A strong earthquake in Japan is a crack in the bottom of the ocean


Terrible disaster that struck in March 2011 on the shore of Japan, was responsible for the formation of deep crevices 3 meters wide at the bottom of the ocean, as shown by a new study by Japanese scientists. A large crack lay a scar on the bottom of the ocean, which is home to only peaceful clams, according to information Tsuzhi Takeshi (Takeshi Tsuji), researchers from the University of Kyoto in Japan.

Along with seismic studies, cleft were detected by dipping the bottom of the ocean engineering manual that exploring it after the earthquake, showed how the earth’s crust is stretched and cracked around the epicenter of the quake.

We Tsuzhi and his colleagues had a unique opportunity to see what changes have occurred in the bottom of the ocean after a strong earthquake with a capacity of 9 points, which happened on March 11 this year. Before the earthquake, researchers made a video and photograph the ocean floor from the continental side of the Japan Trench, near the spot where later the crust was fractured, generating a huge devastating tsunami that killed about 20,000 people.

The video frames can be seen quiet bottom of the ocean, peace is sometimes disturbed only by occasional beds of clams, according Tsuzhi this month at the annual meeting of the American Geophysical Union (AGU).
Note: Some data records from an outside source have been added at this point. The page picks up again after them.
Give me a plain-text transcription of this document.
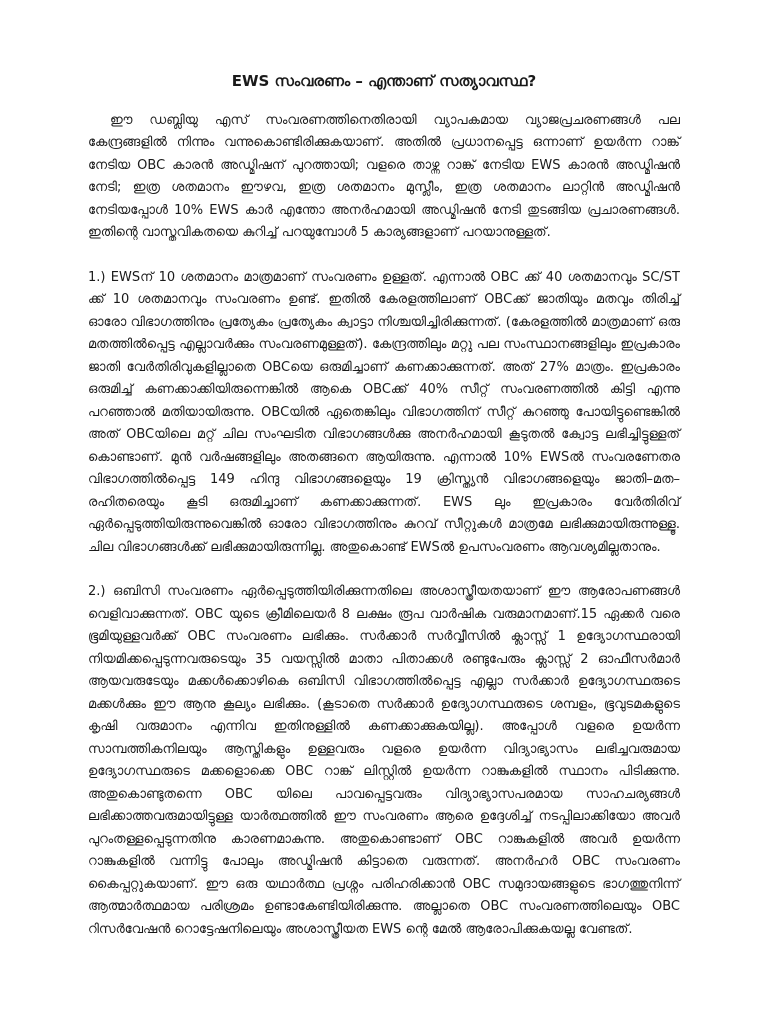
EWS സംവരണം – എന്താണ് സത്യാവസ്ഥ?

ഈ ഡബ്ലിയു എസ് സംവരണത്തിനെതിരായി വ്യാപകമായ വ്യാജപ്രചരണങ്ങൾ പല കേന്ദ്രങ്ങളിൽ നിന്നും വന്നുകൊണ്ടിരിക്കുകയാണ്. അതിൽ പ്രധാനപ്പെട്ട ഒന്നാണ് ഉയർന്ന റാങ്ക് നേടിയ OBC കാരൻ അഡ്മിഷന് പുറത്തായി; വളരെ താഴ്ന്ന റാങ്ക് നേടിയ EWS കാരൻ അഡ്മിഷൻ നേടി; ഇത്ര ശതമാനം ഈഴവ, ഇത്ര ശതമാനം മുസ്ലീം, ഇത്ര ശതമാനം ലാറ്റിൻ അഡ്മിഷൻ നേടിയപ്പോൾ 10% EWS കാർ എന്തോ അനർഹമായി അഡ്മിഷൻ നേടി തുടങ്ങിയ പ്രചാരണങ്ങൾ. ഇതിന്റെ വാസ്തവികതയെ കുറിച്ച് പറയുമ്പോൾ 5 കാര്യങ്ങളാണ് പറയാനുള്ളത്.

1.) EWSന് 10 ശതമാനം മാത്രമാണ് സംവരണം ഉള്ളത്. എന്നാൽ OBC ക്ക് 40 ശതമാനവും SC/ST ക്ക് 10 ശതമാനവും സംവരണം ഉണ്ട്. ഇതിൽ കേരളത്തിലാണ് OBCക്ക് ജാതിയും മതവും തിരിച്ച് ഓരോ വിഭാഗത്തിനും പ്രത്യേകം പ്രത്യേകം ക്വാട്ടാ നിശ്ചയിച്ചിരിക്കുന്നത്. (കേരളത്തിൽ മാത്രമാണ് ഒരു മതത്തിൽപ്പെട്ട എല്ലാവർക്കും സംവരണമുള്ളത്). കേന്ദ്രത്തിലും മറ്റു പല സംസ്ഥാനങ്ങളിലും ഇപ്രകാരം ജാതി വേർതിരിവുകളില്ലാതെ OBCയെ ഒരുമിച്ചാണ് കണക്കാക്കുന്നത്. അത് 27% മാത്രം. ഇപ്രകാരം ഒരുമിച്ച് കണക്കാക്കിയിരുന്നെങ്കിൽ ആകെ OBCക്ക് 40% സീറ്റ് സംവരണത്തിൽ കിട്ടി എന്നു പറഞ്ഞാൽ മതിയായിരുന്നു. OBCയിൽ ഏതെങ്കിലും വിഭാഗത്തിന് സീറ്റ് കുറഞ്ഞു പോയിട്ടുണ്ടെങ്കിൽ അത് OBCയിലെ മറ്റ് ചില സംഘടിത വിഭാഗങ്ങൾക്കു അനർഹമായി കൂടുതൽ ക്വോട്ട ലഭിച്ചിട്ടുള്ളത് കൊണ്ടാണ്. മുൻ വർഷങ്ങളിലും അതങ്ങനെ ആയിരുന്നു. എന്നാൽ 10% EWSൽ സംവരണേതര വിഭാഗത്തിൽപ്പെട്ട 149 ഹിന്ദു വിഭാഗങ്ങളെയും 19 ക്രിസ്ത്യൻ വിഭാഗങ്ങളെയും ജാതി–മത–രഹിതരെയും കൂടി ഒരുമിച്ചാണ് കണക്കാക്കുന്നത്. EWS ലും ഇപ്രകാരം വേർതിരിവ് ഏർപ്പെടുത്തിയിരുന്നുവെങ്കിൽ ഓരോ വിഭാഗത്തിനും കുറവ് സീറ്റുകൾ മാത്രമേ ലഭിക്കുമായിരുന്നുള്ളൂ. ചില വിഭാഗങ്ങൾക്ക് ലഭിക്കുമായിരുന്നില്ല. അതുകൊണ്ട് EWSൽ ഉപസംവരണം ആവശ്യമില്ലതാനും.

2.) ഒബിസി സംവരണം ഏർപ്പെടുത്തിയിരിക്കുന്നതിലെ അശാസ്ത്രീയതയാണ് ഈ ആരോപണങ്ങൾ വെളിവാക്കുന്നത്. OBC യുടെ ക്രീമിലെയർ 8 ലക്ഷം രൂപ വാർഷിക വരുമാനമാണ്.15 ഏക്കർ വരെ ഭൂമിയുള്ളവർക്ക് OBC സംവരണം ലഭിക്കും. സർക്കാർ സർവ്വീസിൽ ക്ലാസ്സ് 1 ഉദ്യോഗസ്ഥരായി നിയമിക്കപ്പെടുന്നവരുടെയും 35 വയസ്സിൽ മാതാ പിതാക്കൾ രണ്ടുപേരും ക്ലാസ്സ് 2 ഓഫീസർമാർ ആയവരുടേയും മക്കൾക്കൊഴികെ ഒബിസി വിഭാഗത്തിൽപ്പെട്ട എല്ലാ സർക്കാർ ഉദ്യോഗസ്ഥരുടെ മക്കൾക്കും ഈ ആനു കൂല്യം ലഭിക്കും. (കൂടാതെ സർക്കാർ ഉദ്യോഗസ്ഥരുടെ ശമ്പളം, ഭൂവുടമകളുടെ കൃഷി വരുമാനം എന്നിവ ഇതിനുള്ളിൽ കണക്കാക്കുകയില്ല). അപ്പോൾ വളരെ ഉയർന്ന സാമ്പത്തികനിലയും ആസ്തികളും ഉള്ളവരും വളരെ ഉയർന്ന വിദ്യാഭ്യാസം ലഭിച്ചവരുമായ ഉദ്യോഗസ്ഥരുടെ മക്കളൊക്കെ OBC റാങ്ക് ലിസ്റ്റിൽ ഉയർന്ന റാങ്കുകളിൽ സ്ഥാനം പിടിക്കുന്നു. അതുകൊണ്ടുതന്നെ OBC യിലെ പാവപ്പെട്ടവരും വിദ്യാഭ്യാസപരമായ സാഹചര്യങ്ങൾ ലഭിക്കാത്തവരുമായിട്ടുള്ള യാർത്ഥത്തിൽ ഈ സംവരണം ആരെ ഉദ്ദേശിച്ച് നടപ്പിലാക്കിയോ അവർ പുറംതള്ളപ്പെടുന്നതിനു കാരണമാകുന്നു. അതുകൊണ്ടാണ് OBC റാങ്കുകളിൽ അവർ ഉയർന്ന റാങ്കുകളിൽ വന്നിട്ടു പോലും അഡ്മിഷൻ കിട്ടാതെ വരുന്നത്. അനർഹർ OBC സംവരണം കൈപ്പറ്റുകയാണ്. ഈ ഒരു യഥാർത്ഥ പ്രശ്നം പരിഹരിക്കാൻ OBC സമുദായങ്ങളുടെ ഭാഗത്തുനിന്ന് ആത്മാർത്ഥമായ പരിശ്രമം ഉണ്ടാകേണ്ടിയിരിക്കുന്നു. അല്ലാതെ OBC സംവരണത്തിലെയും OBC റിസർവേഷൻ റൊട്ടേഷനിലെയും അശാസ്ത്രീയത EWS ന്റെ മേൽ ആരോപിക്കുകയല്ല വേണ്ടത്.
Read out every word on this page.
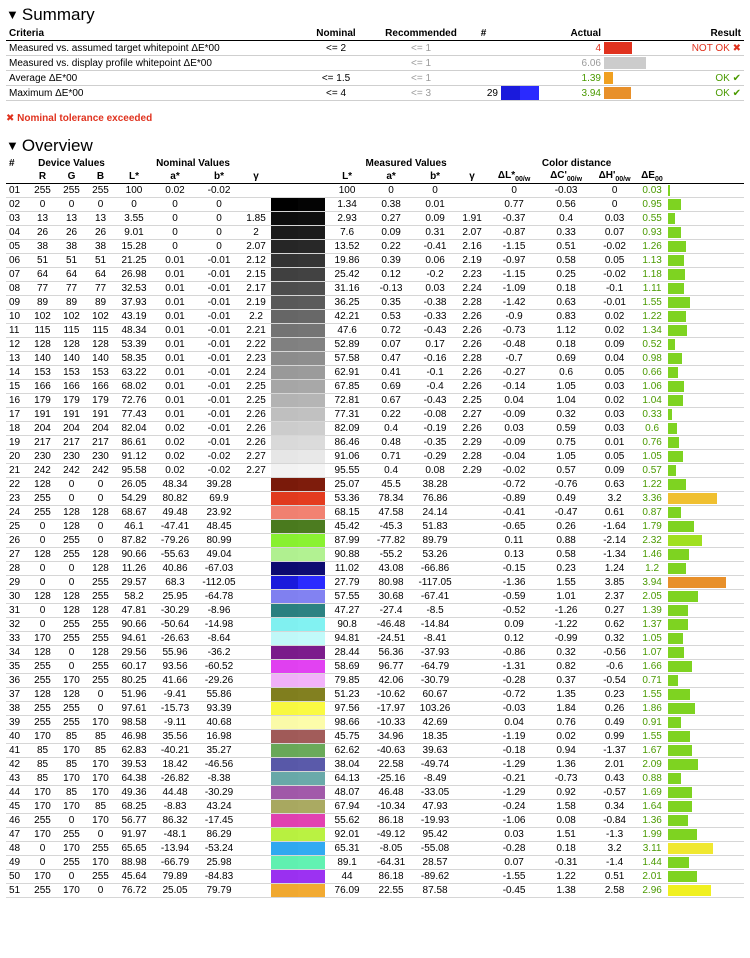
▼ Summary
Criteria	Nominal	Recommended	#		Actual		Result
Measured vs. assumed target whitepoint ΔE*00	<= 2	<= 1			4		NOT OK ✖
Measured vs. display profile whitepoint ΔE*00		<= 1			6.06	

Average ΔE*00	<= 1.5	<= 1			1.39		OK ✔
Maximum ΔE*00	<= 4	<= 3	29		3.94		OK ✔
✖ Nominal tolerance exceeded
▼ Overview
#	Device Values			Nominal Values					Measured Values				Color distance				
	R	G	B	L*	a*	b*	γ		L*	a*	b*	γ	$\Delta L*_{00/w}$	$\Delta C'_{00/w}$	$\Delta H'_{00/w}$	$\Delta E_{00}$
01	255	255	255	100	0.02	-0.02			100	0	0		0	-0.03	0	0.03	

02	0	0	0	0	0	0			1.34	0.38	0.01		0.77	0.56	0	0.95	

03	13	13	13	3.55	0	0	1.85		2.93	0.27	0.09	1.91	-0.37	0.4	0.03	0.55	

04	26	26	26	9.01	0	0	2		7.6	0.09	0.31	2.07	-0.87	0.33	0.07	0.93	

05	38	38	38	15.28	0	0	2.07		13.52	0.22	-0.41	2.16	-1.15	0.51	-0.02	1.26	

06	51	51	51	21.25	0.01	-0.01	2.12		19.86	0.39	0.06	2.19	-0.97	0.58	0.05	1.13	

07	64	64	64	26.98	0.01	-0.01	2.15		25.42	0.12	-0.2	2.23	-1.15	0.25	-0.02	1.18	

08	77	77	77	32.53	0.01	-0.01	2.17		31.16	-0.13	0.03	2.24	-1.09	0.18	-0.1	1.11	

09	89	89	89	37.93	0.01	-0.01	2.19		36.25	0.35	-0.38	2.28	-1.42	0.63	-0.01	1.55	

10	102	102	102	43.19	0.01	-0.01	2.2		42.21	0.53	-0.33	2.26	-0.9	0.83	0.02	1.22	

11	115	115	115	48.34	0.01	-0.01	2.21		47.6	0.72	-0.43	2.26	-0.73	1.12	0.02	1.34	

12	128	128	128	53.39	0.01	-0.01	2.22		52.89	0.07	0.17	2.26	-0.48	0.18	0.09	0.52	

13	140	140	140	58.35	0.01	-0.01	2.23		57.58	0.47	-0.16	2.28	-0.7	0.69	0.04	0.98	

14	153	153	153	63.22	0.01	-0.01	2.24		62.91	0.41	-0.1	2.26	-0.27	0.6	0.05	0.66	

15	166	166	166	68.02	0.01	-0.01	2.25		67.85	0.69	-0.4	2.26	-0.14	1.05	0.03	1.06	

16	179	179	179	72.76	0.01	-0.01	2.25		72.81	0.67	-0.43	2.25	0.04	1.04	0.02	1.04	

17	191	191	191	77.43	0.01	-0.01	2.26		77.31	0.22	-0.08	2.27	-0.09	0.32	0.03	0.33	

18	204	204	204	82.04	0.02	-0.01	2.26		82.09	0.4	-0.19	2.26	0.03	0.59	0.03	0.6	

19	217	217	217	86.61	0.02	-0.01	2.26		86.46	0.48	-0.35	2.29	-0.09	0.75	0.01	0.76	

20	230	230	230	91.12	0.02	-0.02	2.27		91.06	0.71	-0.29	2.28	-0.04	1.05	0.05	1.05	

21	242	242	242	95.58	0.02	-0.02	2.27		95.55	0.4	0.08	2.29	-0.02	0.57	0.09	0.57	

22	128	0	0	26.05	48.34	39.28			25.07	45.5	38.28		-0.72	-0.76	0.63	1.22	

23	255	0	0	54.29	80.82	69.9			53.36	78.34	76.86		-0.89	0.49	3.2	3.36	

24	255	128	128	68.67	49.48	23.92			68.15	47.58	24.14		-0.41	-0.47	0.61	0.87	

25	0	128	0	46.1	-47.41	48.45			45.42	-45.3	51.83		-0.65	0.26	-1.64	1.79	

26	0	255	0	87.82	-79.26	80.99			87.99	-77.82	89.79		0.11	0.88	-2.14	2.32	

27	128	255	128	90.66	-55.63	49.04			90.88	-55.2	53.26		0.13	0.58	-1.34	1.46	

28	0	0	128	11.26	40.86	-67.03			11.02	43.08	-66.86		-0.15	0.23	1.24	1.2	

29	0	0	255	29.57	68.3	-112.05			27.79	80.98	-117.05		-1.36	1.55	3.85	3.94	

30	128	128	255	58.2	25.95	-64.78			57.55	30.68	-67.41		-0.59	1.01	2.37	2.05	

31	0	128	128	47.81	-30.29	-8.96			47.27	-27.4	-8.5		-0.52	-1.26	0.27	1.39	

32	0	255	255	90.66	-50.64	-14.98			90.8	-46.48	-14.84		0.09	-1.22	0.62	1.37	

33	170	255	255	94.61	-26.63	-8.64			94.81	-24.51	-8.41		0.12	-0.99	0.32	1.05	

34	128	0	128	29.56	55.96	-36.2			28.44	56.36	-37.93		-0.86	0.32	-0.56	1.07	

35	255	0	255	60.17	93.56	-60.52			58.69	96.77	-64.79		-1.31	0.82	-0.6	1.66	

36	255	170	255	80.25	41.66	-29.26			79.85	42.06	-30.79		-0.28	0.37	-0.54	0.71	

37	128	128	0	51.96	-9.41	55.86			51.23	-10.62	60.67		-0.72	1.35	0.23	1.55	

38	255	255	0	97.61	-15.73	93.39			97.56	-17.97	103.26		-0.03	1.84	0.26	1.86	

39	255	255	170	98.58	-9.11	40.68			98.66	-10.33	42.69		0.04	0.76	0.49	0.91	

40	170	85	85	46.98	35.56	16.98			45.75	34.96	18.35		-1.19	0.02	0.99	1.55	

41	85	170	85	62.83	-40.21	35.27			62.62	-40.63	39.63		-0.18	0.94	-1.37	1.67	

42	85	85	170	39.53	18.42	-46.56			38.04	22.58	-49.74		-1.29	1.36	2.01	2.09	

43	85	170	170	64.38	-26.82	-8.38			64.13	-25.16	-8.49		-0.21	-0.73	0.43	0.88	

44	170	85	170	49.36	44.48	-30.29			48.07	46.48	-33.05		-1.29	0.92	-0.57	1.69	

45	170	170	85	68.25	-8.83	43.24			67.94	-10.34	47.93		-0.24	1.58	0.34	1.64	

46	255	0	170	56.77	86.32	-17.45			55.62	86.18	-19.93		-1.06	0.08	-0.84	1.36	

47	170	255	0	91.97	-48.1	86.29			92.01	-49.12	95.42		0.03	1.51	-1.3	1.99	

48	0	170	255	65.65	-13.94	-53.24			65.31	-8.05	-55.08		-0.28	0.18	3.2	3.11	

49	0	255	170	88.98	-66.79	25.98			89.1	-64.31	28.57		0.07	-0.31	-1.4	1.44	

50	170	0	255	45.64	79.89	-84.83			44	86.18	-89.62		-1.55	1.22	0.51	2.01	

51	255	170	0	76.72	25.05	79.79			76.09	22.55	87.58		-0.45	1.38	2.58	2.96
After the earthquake, however, on the sea floor have been seen signs of major changes, the consequences of action vast natural forces.

Approximately 3200-5350 meters below the ocean’s surface, the researchers found an open cleft in "many places", as reported Tsuzhi. Crack length varied from about 1 to 3 meters and a depth of researchers have not measured.

By combining their direct observations with seismic surveying the ocean floor, researchers have discovered a series of complex defects located around the area where the continental crust of the coast of Japan is under pressure of the tectonic plates of the Pacific Ocean. They found that when the core is cracked to a depth of about 20 miles below the surface of the planet, this process was not powerful enough to form crevices on the surface. This fault pushed a large section of the bottom of the ocean, which in turn triggered a huge tsunami that devastated the coast of Japan.

Meanwhile, the province crust where the earthquake was not only pushed outward, but also stretched horizontally like an accordion, as noted Tsuzhi. This explains why education fissures have appeared as a result of stretching of the crust.